Remember that you want to make it as easy as possible for your reader to read and be motivated by your intended message. Prospective patients can’t be influenced by ads they don’t notice. Worse yet, ads they find confusing or boring will leave them with a poor impression of you. No pain, no gain doesn’t work here either.
WHO ARE YOU TRYING TO REACH? WHERE WILL YOU FIND THEM?
THE FATAL 8 POINTS TO KEEP IN MIND
(1) Don’t ever use an awful headline like “Are You a Dental Chicken?” or “We Cater to Cowards.” If you’re really sold on that concept, use something that’s not so demeaning, like “Afraid of Going to the Dentist?”
(2) Don’t ever consider using the old smiley tooth icon. It has been laid to rest, as has the animated toothbrush. Yours is a professional practice, and although hu-mor may be used to give life to an ad, corny symbols of dentistry will never be up to the task.
(3) Don’t ever let the headline repeat what’s in the visual (graphic, illustration, or photo). The two must tell the story together, but in different ways.
(4) Don’t ever allow your creative team to mistake a bright idea for the right idea.
(5) Don’t ever forget that when an ad using logic and an ad using emotion are put head to head, emotion will win out, hands down.

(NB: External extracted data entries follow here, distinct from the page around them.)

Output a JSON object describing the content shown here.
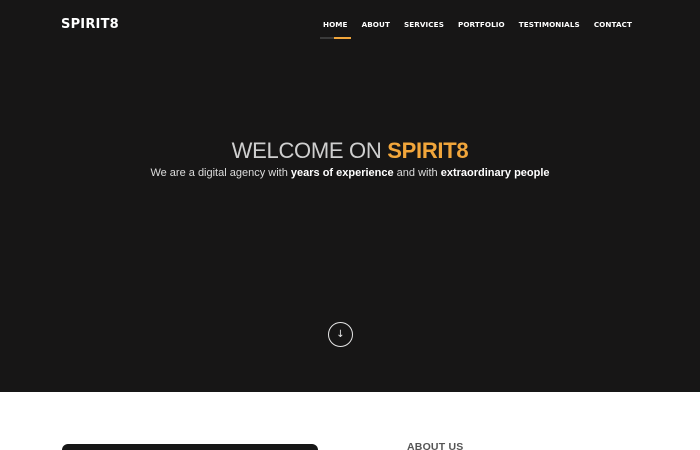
{
  "header": {
    "brand": "SPIRIT8",
    "nav": [
      {
        "label": "HOME",
        "active": true
      },
      {
        "label": "ABOUT",
        "active": false
      },
      {
        "label": "SERVICES",
        "active": false
      },
      {
        "label": "PORTFOLIO",
        "active": false
      },
      {
        "label": "TESTIMONIALS",
        "active": false
      },
      {
        "label": "CONTACT",
        "active": false
      }
    ]
  },
  "hero": {
    "title_prefix": "WELCOME ON ",
    "title_accent": "SPIRIT8",
    "subtitle_part1": "We are a digital agency with ",
    "subtitle_bold1": "years of experience",
    "subtitle_part2": " and with ",
    "subtitle_bold2": "extraordinary people",
    "scroll_icon": "arrow-down-icon"
  },
  "about": {
    "heading": "ABOUT US"
  },
  "colors": {
    "hero_bg": "#171616",
    "accent": "#f2a63b",
    "text_light": "#ffffff"
  }
}
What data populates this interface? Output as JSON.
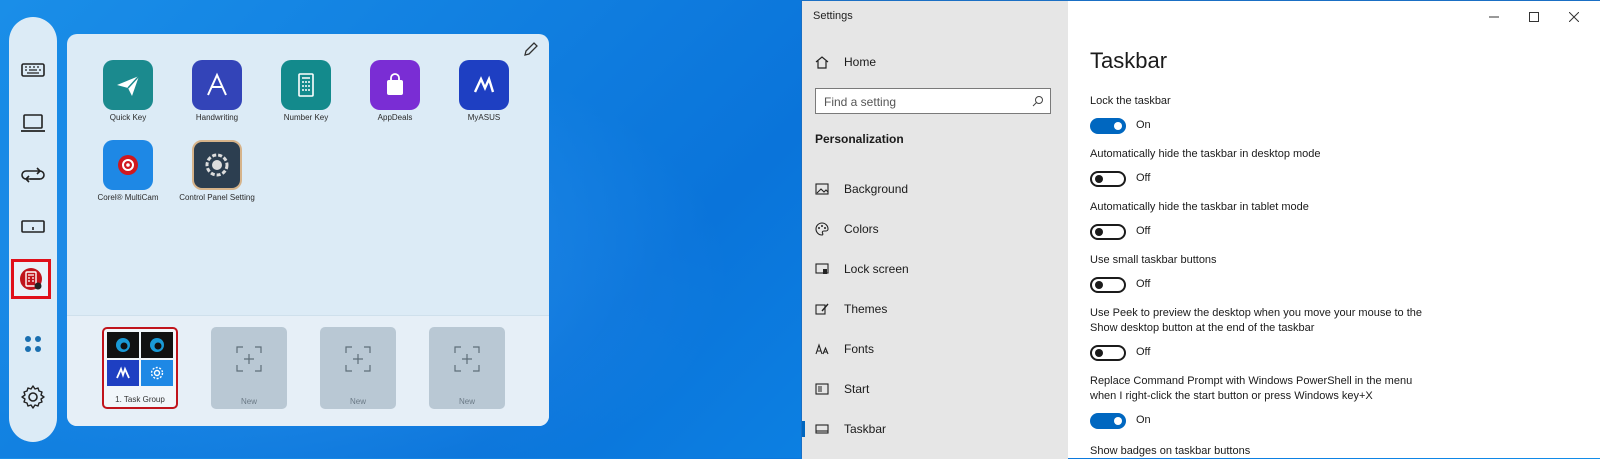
{
  "launcher": {
    "apps": [
      {
        "label": "Quick Key",
        "color": "#1b8a8e"
      },
      {
        "label": "Handwriting",
        "color": "#3344b8"
      },
      {
        "label": "Number Key",
        "color": "#138a8c"
      },
      {
        "label": "AppDeals",
        "color": "#7a2dd4"
      },
      {
        "label": "MyASUS",
        "color": "#1e3fc2"
      },
      {
        "label": "Corel® MultiCam",
        "color": "#1565c0"
      },
      {
        "label": "Control Panel Setting",
        "color": "#2c3e50"
      }
    ],
    "groups": [
      {
        "label": "1. Task Group"
      },
      {
        "label": "New"
      },
      {
        "label": "New"
      },
      {
        "label": "New"
      }
    ],
    "rail_icons": [
      "keyboard-icon",
      "laptop-icon",
      "switch-icon",
      "touchpad-icon",
      "calculator-icon",
      "apps-grid-icon",
      "gear-icon"
    ]
  },
  "settings": {
    "window_title": "Settings",
    "home_label": "Home",
    "search_placeholder": "Find a setting",
    "section": "Personalization",
    "nav": [
      {
        "label": "Background"
      },
      {
        "label": "Colors"
      },
      {
        "label": "Lock screen"
      },
      {
        "label": "Themes"
      },
      {
        "label": "Fonts"
      },
      {
        "label": "Start"
      },
      {
        "label": "Taskbar"
      }
    ],
    "page_title": "Taskbar",
    "options": [
      {
        "label": "Lock the taskbar",
        "state": "On"
      },
      {
        "label": "Automatically hide the taskbar in desktop mode",
        "state": "Off"
      },
      {
        "label": "Automatically hide the taskbar in tablet mode",
        "state": "Off"
      },
      {
        "label": "Use small taskbar buttons",
        "state": "Off"
      },
      {
        "label": "Use Peek to preview the desktop when you move your mouse to the Show desktop button at the end of the taskbar",
        "state": "Off"
      },
      {
        "label": "Replace Command Prompt with Windows PowerShell in the menu when I right-click the start button or press Windows key+X",
        "state": "On"
      },
      {
        "label": "Show badges on taskbar buttons"
      }
    ],
    "accent_color": "#0067c0"
  }
}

(6) Don’t ever be caught short. Always have a current ad on hand—either a camera-ready slick or an electron-ic file—for those times when you get approached by your child’s teacher on Friday for an ad journal going to print on Monday.
(7) Don’t ever allow a publication to do your ad layout and design. It’s true that you get what you pay for.
(8) Don’t ever let your patient write your ad. That can be as big a mistake as your patient extracting your tooth. With a wave of his or her magic wand, a good copywriter can make the difference between an awful ad and awesome one. Isn’t that worth the price of admission?
ONE LAST THOUGHT
Advertising should be viewed as an investment, not an expense. As such, it must ultimately generate more than it costs. The truth is this: you can probably afford not to advertise. But you surely cannot afford not to advertise wisely. Keep in mind, therefore, that the wise man lowers a ladder before he jumps into the pit.